Y la casa en Windsor, en el 6000 de Riverside Drive East.
Cuando abro la puerta de mi despacho en la universidad, a veces veo -sólo un instante- una figura espectral en mi mesa, rebuscando entre mis papeles. No es Ray, por supuesto -Ray no se sentó jamás en mi mesa, en treinta años pasó muy poco tiempo en mi despacho de la universidad-, sino Richard Wishnetsky, que lleva muerto, por su propia mano y desesperado, más de cuarenta y cinco años.
El sumidero interior.
A una amiga en Evanston, Illinois, 29 de abril de 2008.
… dificultad en vivir sola, Leigh. Mi vida ha cambiado por completo. Tardo más en hacer todo y no soy capaz de concentrarme… Mi mente está todo el tiempo zumbando, fuera de sí, llena de pensamientos inútiles. Sólo gracias a la medicación puedo desconectarla cuatro o cinco horas cada noche… Estoy tomando un antidepresivo que quizá ejerza algún efecto… Me siento cambiada por completo, como alguien al que han destripado y vaciado… Sin embargo, cuando me ven mis amigos, dicen que tengo el mismo aspecto y las mismas maneras que siempre. No creo que lo digan por ser educados, y por eso es tan raro. Lo que me preocupa es seguir viviendo así… Es un esfuerzo tal, y de un valor discutible. Todo el mundo dice que «el tiempo cura las heridas», pero cuando tenemos cierta edad, y estamos solos, no parece probable que nuestra situación vaya a mejorar. Los amigos siguen siendo maravillosos…
Con mucho cariño,
Joyce
La verdad franca es: no estaría (seguramente) viva si no fuera por mis amigos.

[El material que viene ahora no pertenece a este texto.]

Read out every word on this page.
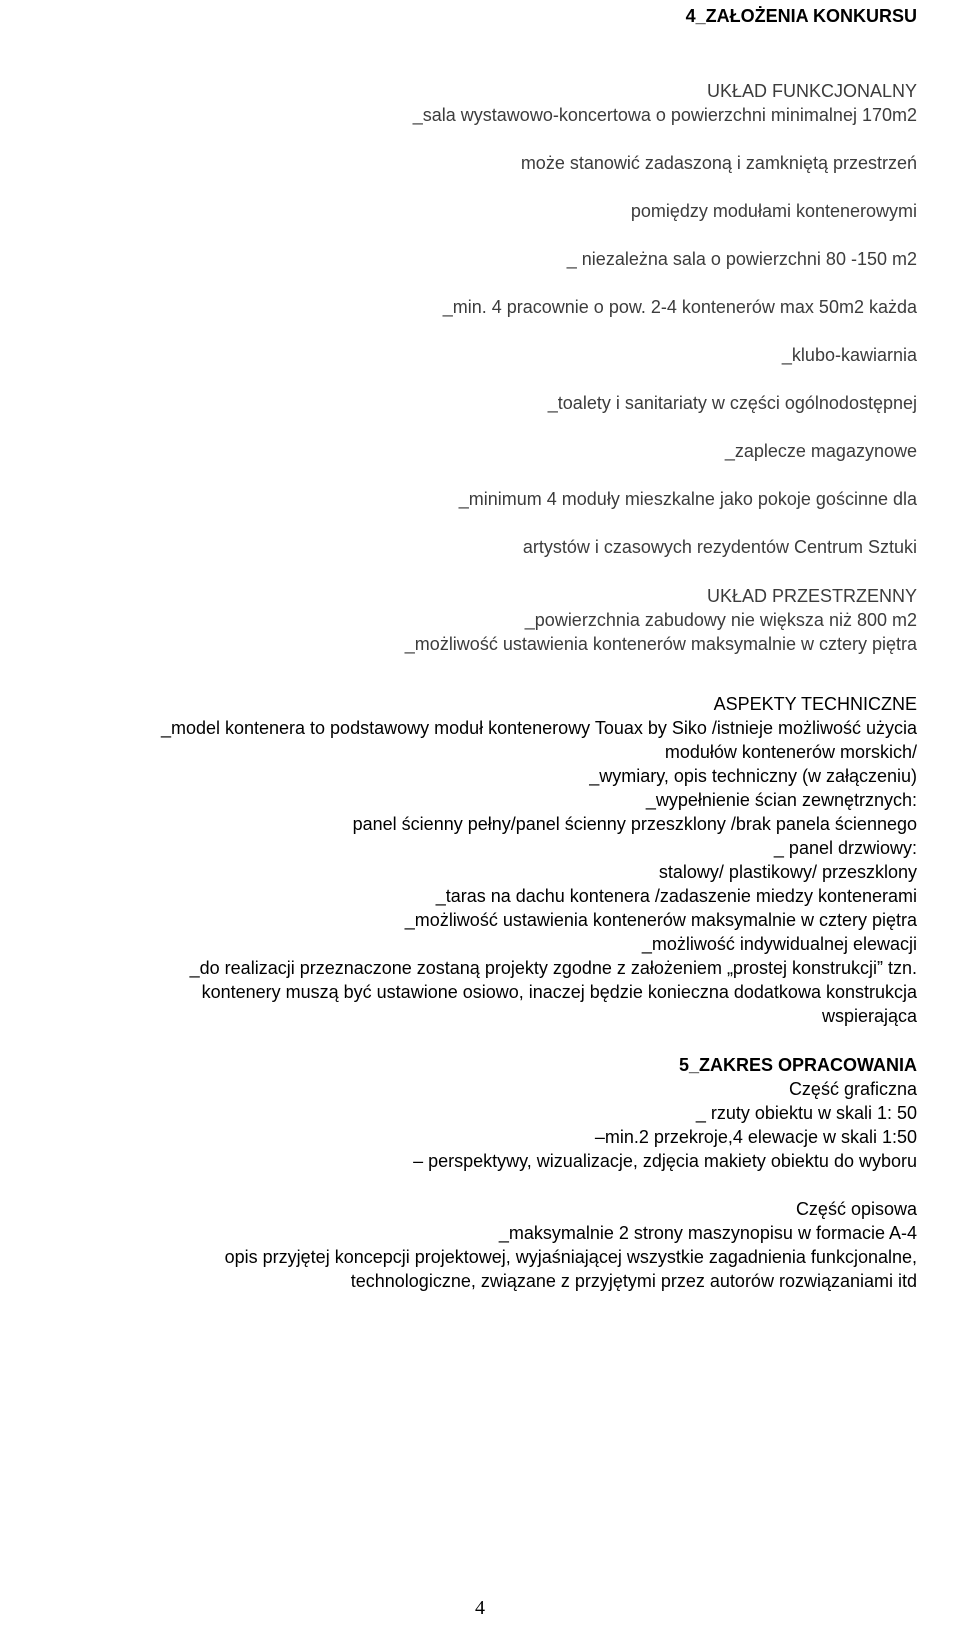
4_ZAŁOŻENIA KONKURSU
UKŁAD FUNKCJONALNY
_sala wystawowo-koncertowa o powierzchni minimalnej 170m2
może stanowić zadaszoną i zamkniętą przestrzeń
pomiędzy modułami kontenerowymi
_ niezależna sala o powierzchni 80 -150 m2
_min. 4 pracownie o pow. 2-4 kontenerów max 50m2 każda
_klubo-kawiarnia
_toalety i sanitariaty w części ogólnodostępnej
_zaplecze magazynowe
_minimum 4 moduły mieszkalne jako pokoje gościnne dla
artystów i czasowych rezydentów Centrum Sztuki
UKŁAD PRZESTRZENNY
_powierzchnia zabudowy nie większa niż 800 m2
_możliwość ustawienia kontenerów maksymalnie w cztery piętra
ASPEKTY TECHNICZNE
_model kontenera to podstawowy moduł kontenerowy Touax by Siko /istnieje możliwość użycia
modułów kontenerów morskich/
_wymiary, opis techniczny (w załączeniu)
_wypełnienie ścian zewnętrznych:
panel ścienny pełny/panel ścienny przeszklony /brak panela ściennego
_ panel drzwiowy:
stalowy/ plastikowy/ przeszklony
_taras na dachu kontenera /zadaszenie miedzy kontenerami
_możliwość ustawienia kontenerów maksymalnie w cztery piętra
_możliwość indywidualnej elewacji
_do realizacji przeznaczone zostaną projekty zgodne z założeniem „prostej konstrukcji” tzn.
kontenery muszą być ustawione osiowo, inaczej będzie konieczna dodatkowa konstrukcja
wspierająca
5_ZAKRES OPRACOWANIA
Część graficzna
_ rzuty obiektu w skali 1: 50
–min.2 przekroje,4 elewacje w skali 1:50
– perspektywy, wizualizacje, zdjęcia makiety obiektu do wyboru
Część opisowa
_maksymalnie 2 strony maszynopisu w formacie A-4
opis przyjętej koncepcji projektowej, wyjaśniającej wszystkie zagadnienia funkcjonalne,
technologiczne, związane z przyjętymi przez autorów rozwiązaniami itd
4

A un amigo poeta en Boston, cuya madre está muriéndose en una residencia de enfermos terminales en Virginia, 30 de abril de 2008.
Pienso en ti, Henri… Resistiremos, por supuesto, y volveremos a ser felices, alguna vez, aunque sea por sorpresa; quizás en julio.
Con mucho afecto,
Joyce
(La madre de mi amigo poeta sobrevive con una cosa que se llama «dieta blanda mecánica». Tengo que decirme que Ray se ha ahorrado esto, Ray no está muriéndose poco a poco en una residencia sino que ha muerto, Ray ha muerto de pronto y aparentemente sin dolor y quizá incluso sin la conciencia de su muerte inminente. No estoy al lado de su cama dándole cucharadas de comida «blanda mecánica».)